SUMMARY OF THE INVENTION
Therefore, it is an obj ect of the present invention to provide a polarizing plate with optical compensation layers that compensates the viewing angle with respect to a liquid crystal cell, allows circularly polarized light to be obtained over a wide wavelength range, contributes to an improve in brightness and a reduction in thickness, prevents thermal irregularity from occurring, and can effectively prevent light leakage from occurring in a black display. Other embodiments of the present invention are a liquid crystal panel, a liquid crystal display, and an image display, each of which includes the polarizing plate of the present invention.
A polarizing plate with optical compensation layers of the present invention includes a polarizer, a first optical compensation layer, and a second optical compensation layer that are stacked together in this order. The first optical compensation layer is formed of a liquid crystal compound and has a relationship of nx>ny=nz and an in-plane retardation Re1 in the range of 100 to 170 nm. The second optical compensation layer has a relationship of nx=ny>nz and a thickness-direction retardation Rth2 in the range of 30 to 400 nm. The angle formed between an absorption axis of the polarizer and a slow axis of the first optical compensation layer is in the range of 25 to 65 degrees in the clockwise direction (-) or in the counterclockwise direction (+) with respect to the absorption axis of the polarizer.

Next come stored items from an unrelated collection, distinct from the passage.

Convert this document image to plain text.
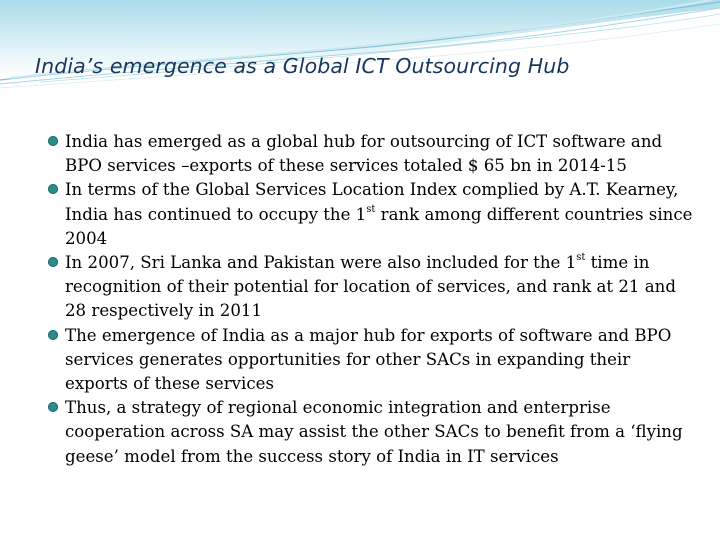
India’s emergence as a Global ICT Outsourcing Hub
India has emerged as a global hub for outsourcing of ICT software and BPO services –exports of these services totaled $ 65 bn in 2014-15
In terms of the Global Services Location Index complied by A.T. Kearney, India has continued to occupy the 1st rank among different countries since 2004
In 2007, Sri Lanka and Pakistan were also included for the 1st time in recognition of their potential for location of services, and rank at 21 and 28 respectively in 2011
The emergence of India as a major hub for exports of software and BPO services generates opportunities for other SACs in expanding their exports of these services
Thus, a strategy of regional economic integration and enterprise cooperation across SA may assist the other SACs to benefit from a ‘flying geese’ model from the success story of India in IT services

The liquid crystal panel of the present invention includes a polarizing plate with optical compensation layers of the present invention and a liquid crystal cell. The second optical compensation layer is disposed on the side that is close to the liquid crystal cell, and the second optical compensation layer is disposed on the visible side of the liquid crystal cell.
The liquid crystal display of the present invention is a liquid crystal display including a liquid crystal panel of the present invention.
The image display of the present invention is an image display including a polarizing plate with optical compensation layers of the present invention.